Realization of face-shear piezoelectric coefficient d36 in PZT ceramics via ferroelastic domain engineering

TL;DR

This paper demonstrates a method to induce and measure a significant face-shear piezoelectric coefficient d36 in PZT ceramics by ferroelastic domain engineering, enabling new applications in resonators and nondestructive testing.

Contribution

The study introduces a novel ferroelastic domain switching technique to realize large d36 coefficients in PZT ceramics, overcoming symmetry limitations.

Findings

Achieved d36 coefficients up to 206 pC/N in PZT ceramics.

Ferroelastic domain switching modifies symmetry from transversally isotropic to orthogonal.

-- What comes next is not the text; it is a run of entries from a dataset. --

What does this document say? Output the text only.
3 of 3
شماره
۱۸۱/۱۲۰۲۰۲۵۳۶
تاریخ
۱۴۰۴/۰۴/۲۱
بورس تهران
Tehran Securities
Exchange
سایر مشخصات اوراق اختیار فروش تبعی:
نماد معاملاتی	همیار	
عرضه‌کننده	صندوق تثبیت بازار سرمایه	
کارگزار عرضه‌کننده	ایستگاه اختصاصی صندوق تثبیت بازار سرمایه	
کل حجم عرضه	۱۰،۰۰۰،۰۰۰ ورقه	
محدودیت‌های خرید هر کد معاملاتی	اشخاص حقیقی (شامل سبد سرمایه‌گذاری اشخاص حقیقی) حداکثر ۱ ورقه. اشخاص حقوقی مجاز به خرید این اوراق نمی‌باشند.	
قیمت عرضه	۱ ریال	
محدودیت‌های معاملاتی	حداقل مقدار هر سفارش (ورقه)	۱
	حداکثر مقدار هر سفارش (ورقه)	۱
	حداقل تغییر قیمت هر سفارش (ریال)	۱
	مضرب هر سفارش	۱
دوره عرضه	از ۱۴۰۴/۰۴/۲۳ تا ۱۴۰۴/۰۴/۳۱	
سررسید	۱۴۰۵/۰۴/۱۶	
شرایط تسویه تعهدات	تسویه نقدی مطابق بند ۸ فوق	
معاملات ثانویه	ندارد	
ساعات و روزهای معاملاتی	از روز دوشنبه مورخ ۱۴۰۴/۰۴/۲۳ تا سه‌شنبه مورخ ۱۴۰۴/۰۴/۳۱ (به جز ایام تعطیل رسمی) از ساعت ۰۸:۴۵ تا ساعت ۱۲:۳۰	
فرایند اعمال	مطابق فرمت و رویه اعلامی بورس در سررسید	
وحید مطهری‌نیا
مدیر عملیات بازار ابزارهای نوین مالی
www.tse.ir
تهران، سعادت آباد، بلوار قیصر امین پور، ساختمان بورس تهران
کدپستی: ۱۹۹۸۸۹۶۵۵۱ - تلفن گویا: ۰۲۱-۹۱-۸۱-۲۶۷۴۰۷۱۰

Large d36 in ceramics enables face-shear mode resonators and SH wave generation.

Abstract

The piezoelectric face-shear (d36) mode may be the most useful shear mode in piezoelectrics, while currently this mode can only exist in single crystals of specific point groups and cut directions. Theoretically the d36 coefficient vanishes in piezoelectric ceramics because of its transversally isotropic symmetry . In this work, we modified the symmetry of poled PZT ceramics from transversally isotropic to orthogonal through ferroelastic domain switching by applying a high lateral stress along the "2" direction and holding the stress for several hours. After removing the compression, the piezoelectric coefficient d31 is found much larger than d32. Then by cutting the compressed sample along the zxt+45 deg direction, we realized d36 coefficients up to 206 pC/N which is measured by using a modified d33 meter. The obtained large d36 coefficients in PZT ceramics could be very promising for face-shear mode resonators and shear horizontal (SH) wave generation in nondestructive testing.